The paper also discusses limitations and future directions. The current prototype uses static partitioning; dynamic load‑balancing mechanisms would be needed for workloads with time‑varying sparsity patterns. D‑iteration, as presented, requires a non‑negative matrix; the authors suggest preprocessing techniques (e.g., shifting and scaling) to extend the method to general matrices. Planned extensions include hybrid CPU‑GPU implementations, fault‑tolerant checkpointing, and continuous‑update scenarios where the matrix changes over time (e.g., streaming graph analytics).

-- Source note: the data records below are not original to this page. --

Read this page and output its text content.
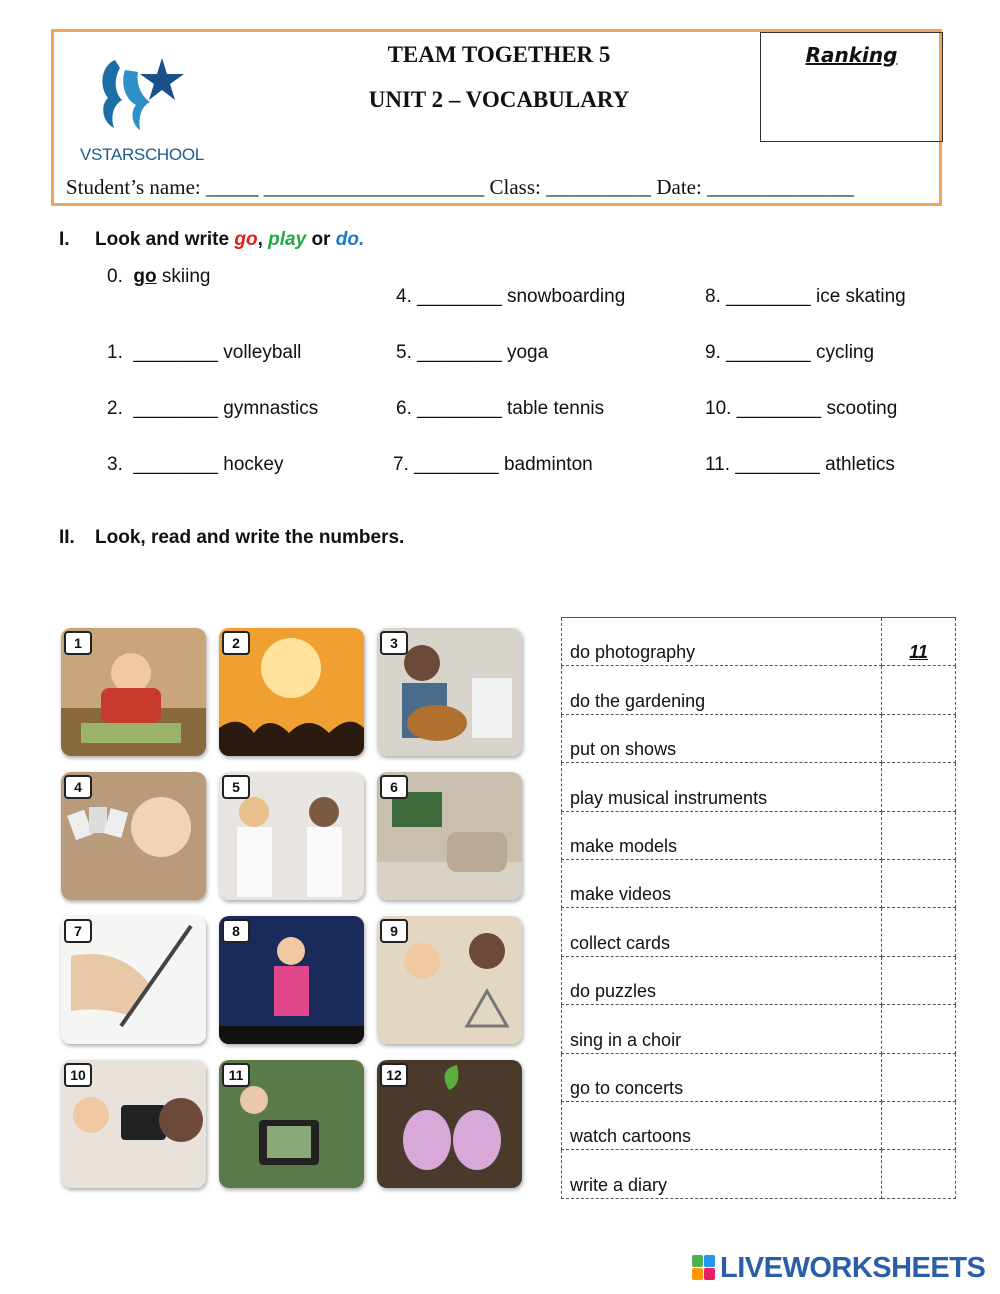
VSTARSCHOOL
TEAM TOGETHER 5
UNIT 2 – VOCABULARY
Ranking
Student’s name: _____ _____________________ Class: __________ Date: ______________
I. Look and write go, play or do.
0. go skiing
1. ________ volleyball
2. ________ gymnastics
3. ________ hockey
4. ________ snowboarding
5. ________ yoga
6. ________ table tennis
7. ________ badminton
8. ________ ice skating
9. ________ cycling
10. ________ scooting
11. ________ athletics
II. Look, read and write the numbers.
1	2	3
4	5	6
7	8	9
10	11	12
do photography	11
do the gardening	
put on shows	
play musical instruments	
make models	
make videos	
collect cards	
do puzzles	
sing in a choir	
go to concerts	
watch cartoons	
write a diary	
LIVEWORKSHEETS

In summary, the study demonstrates that D‑iteration’s fluid‑diffusion viewpoint yields an algorithm that is intrinsically suited to asynchronous distributed execution. Empirical evidence confirms linear reductions in per‑node memory and near‑linear improvements in wall‑clock time as the number of virtual machines grows, especially for very large N. This makes D‑iteration a promising candidate for cloud‑scale solutions to problems such as PageRank, power‑flow analysis, and large‑scale graph‑based machine‑learning, where traditional synchronous iterative solvers struggle with communication bottlenecks and memory constraints.